On 14 May, the Court of Justice of the European Union (CJEU) ruled in the joint cases of M v. Ministry of Interior, Czech Republic (C-391/16) and X and X v. Commissioner General for Refugees and Stateless Persons, Belgium (C-77/17 and C/78/17).

The first case, M (C-391/16), concerned an applicant of Chechen origin whose right to asylum was revoked on the grounds that he had been convicted of a serious crime and that he was a threat to national security. The second case, X (C-77/17), concerns an Ivorian national, who applied for asylum after being convicted for serious crimes, and whose application was refused due to these crimes. In the third case, X (C-78/17), the applicant was a recognised refugee whose status was revoked and his removal from the State was ordered because of the serious nature of the crimes he committed.

The referring courts are, in essence, seeking to ascertain whether Article 14 (4) to (6) of Directive 2011/95/EU, disregard the Geneva Convention relating to the Status of Refugeesare therefore invalid in light of Article 18 of the Charter on Fundamental Rights of the European Union (Charter) and Article 78(1) Treaty on the Functioning of the European Union (TFEU), which state that the common asylum policy must comply with that Convention.  

In its assessment of the cases, the Court recognized the need to adhere to the general principle of interpretation, under which an EU measure must be interpreted in such a way as to not to affect its validity and in conformity with primary law and, in particular, with the Charter. The Court recognised that while Directive 2011/95/EC is particular to the EU, the Directive seeks to ensure that the Geneva Convention is complied with in full. The Court reaffirmed that refugee status is declaratory, but stated that there was a difference between ‘refugee’ and ‘refugee status’. Indeed, it stated that being a ‘refugee’, as defined under Article 2(d) of the Directive and Article 1(A) of the Geneva Convention, is not dependent on the formal recognition of that fact through the granting of ‘refugee status’, as defined under Article 2 (e) of the Directive, read in conjunction with Article 13.

The Court noted that the circumstances, referred to in Article 14(4) and (5) of Directive 2011/95, in which Member States may revoke or refuse to grant refugee status, correspond, in essence, to those in which Member States may refoule a refugee under Article 21(2) of that Directive and Article 33(2) of the Geneva Convention.
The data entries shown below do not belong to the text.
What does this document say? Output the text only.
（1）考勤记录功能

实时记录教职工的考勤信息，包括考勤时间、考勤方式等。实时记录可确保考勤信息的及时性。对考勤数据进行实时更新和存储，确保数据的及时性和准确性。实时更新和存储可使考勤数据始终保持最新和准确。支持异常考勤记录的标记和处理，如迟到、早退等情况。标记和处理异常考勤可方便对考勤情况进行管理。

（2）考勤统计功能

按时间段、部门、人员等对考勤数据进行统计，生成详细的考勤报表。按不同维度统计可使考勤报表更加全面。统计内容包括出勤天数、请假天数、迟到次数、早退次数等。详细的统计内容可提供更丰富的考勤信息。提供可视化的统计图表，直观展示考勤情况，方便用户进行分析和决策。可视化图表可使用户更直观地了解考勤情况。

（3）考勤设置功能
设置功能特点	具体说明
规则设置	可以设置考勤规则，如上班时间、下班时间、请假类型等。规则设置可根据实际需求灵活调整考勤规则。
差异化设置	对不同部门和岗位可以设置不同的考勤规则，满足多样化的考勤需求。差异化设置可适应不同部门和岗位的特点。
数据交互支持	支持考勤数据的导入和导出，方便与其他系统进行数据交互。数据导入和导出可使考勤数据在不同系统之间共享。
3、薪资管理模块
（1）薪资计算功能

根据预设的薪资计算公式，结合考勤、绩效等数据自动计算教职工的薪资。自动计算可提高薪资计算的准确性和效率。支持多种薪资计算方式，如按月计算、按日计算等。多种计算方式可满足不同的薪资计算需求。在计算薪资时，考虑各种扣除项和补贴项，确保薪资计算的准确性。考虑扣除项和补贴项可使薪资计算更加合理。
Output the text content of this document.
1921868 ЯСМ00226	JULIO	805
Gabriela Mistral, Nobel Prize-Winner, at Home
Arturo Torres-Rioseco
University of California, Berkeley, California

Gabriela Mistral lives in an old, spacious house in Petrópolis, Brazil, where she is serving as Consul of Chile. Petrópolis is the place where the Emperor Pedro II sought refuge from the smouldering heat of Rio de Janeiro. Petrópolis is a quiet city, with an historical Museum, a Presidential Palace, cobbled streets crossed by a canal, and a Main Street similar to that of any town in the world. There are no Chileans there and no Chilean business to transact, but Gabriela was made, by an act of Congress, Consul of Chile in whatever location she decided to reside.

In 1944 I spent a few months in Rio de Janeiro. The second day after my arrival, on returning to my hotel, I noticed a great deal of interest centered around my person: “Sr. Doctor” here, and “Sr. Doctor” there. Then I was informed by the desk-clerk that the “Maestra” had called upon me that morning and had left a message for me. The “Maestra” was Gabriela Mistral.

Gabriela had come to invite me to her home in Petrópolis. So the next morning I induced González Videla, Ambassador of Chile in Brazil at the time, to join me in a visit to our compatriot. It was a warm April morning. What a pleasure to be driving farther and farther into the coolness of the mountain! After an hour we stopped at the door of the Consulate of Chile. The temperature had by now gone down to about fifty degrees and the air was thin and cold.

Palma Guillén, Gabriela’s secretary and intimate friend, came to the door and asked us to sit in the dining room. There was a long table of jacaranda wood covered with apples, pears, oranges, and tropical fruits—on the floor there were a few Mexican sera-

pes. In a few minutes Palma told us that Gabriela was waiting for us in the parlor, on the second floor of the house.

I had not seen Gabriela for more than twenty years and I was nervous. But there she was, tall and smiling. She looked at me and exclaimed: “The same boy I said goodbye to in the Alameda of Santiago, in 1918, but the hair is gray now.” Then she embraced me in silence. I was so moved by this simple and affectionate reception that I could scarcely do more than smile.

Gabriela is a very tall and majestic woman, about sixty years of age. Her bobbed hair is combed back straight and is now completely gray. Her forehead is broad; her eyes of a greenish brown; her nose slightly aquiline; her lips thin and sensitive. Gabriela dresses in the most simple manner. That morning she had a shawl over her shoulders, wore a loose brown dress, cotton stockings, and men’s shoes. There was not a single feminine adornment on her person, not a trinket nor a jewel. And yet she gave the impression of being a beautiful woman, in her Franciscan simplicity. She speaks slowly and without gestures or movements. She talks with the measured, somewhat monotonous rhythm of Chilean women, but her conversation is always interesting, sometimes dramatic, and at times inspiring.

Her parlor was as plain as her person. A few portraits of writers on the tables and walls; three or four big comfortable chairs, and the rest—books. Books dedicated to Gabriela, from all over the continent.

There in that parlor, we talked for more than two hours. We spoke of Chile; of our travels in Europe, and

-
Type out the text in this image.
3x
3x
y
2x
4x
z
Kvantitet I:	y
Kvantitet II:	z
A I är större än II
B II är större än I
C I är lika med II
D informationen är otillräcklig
However, while refoulement in such circumstances is permitted under Article 33 (2) of the Geneva Convention, Article 21 (2) of the Directive must be interpreted and applied in such a way that conforms with the Charter, in particular Articles 4 and 19(2), which prohibit exposure to torture and inhuman or degrading punishment or treatment. For a situation in which the refoulement of a refugee would expose them to a risk of violating these fundamental rights, the EU Member State cannot derogate from the principle of non-refoulement. The Court recognised that EU law thus provides more extensive international protection for the refugees concerned than that guaranteed by the Convention.

The Court found that while the status of refugee can be revoked, under Article 14 (6), those persons are still entitled to a number of rights laid down in the Geneva Convention which, as highlighted in the Advocate General Opinion, confirms that they are, or continue to be, refugees for the purposes of, inter alia, Article 1(A) of that Convention, in spite of that revocation or refusal.

The Court emphasized that despite being denied the residence permit attached to refugee status under Directive 2011/95/EC, a refugee covered by one of the scenarios referred to in Article 14(4) and (5) thereof may be authorised, on another legal basis, to stay lawfully in the territory of the Member State concerned. The Court further states that in such a situation, Article 14(6) of the Directive in no way prevents that Member State from guaranteeing that the person concerned is entitled to all the rights which the Geneva Convention attaches to ‘being a refugee’, particularly provided for in Articles 3, 4, 13, 16, 20, 22, 25, 27, 29 and 31 – 33 of the Convention.

The Court, therefore, concluded that the examination of Article 14(4) to (6) of Directive 2011/95 has not revealed any factor capable of affecting its validity.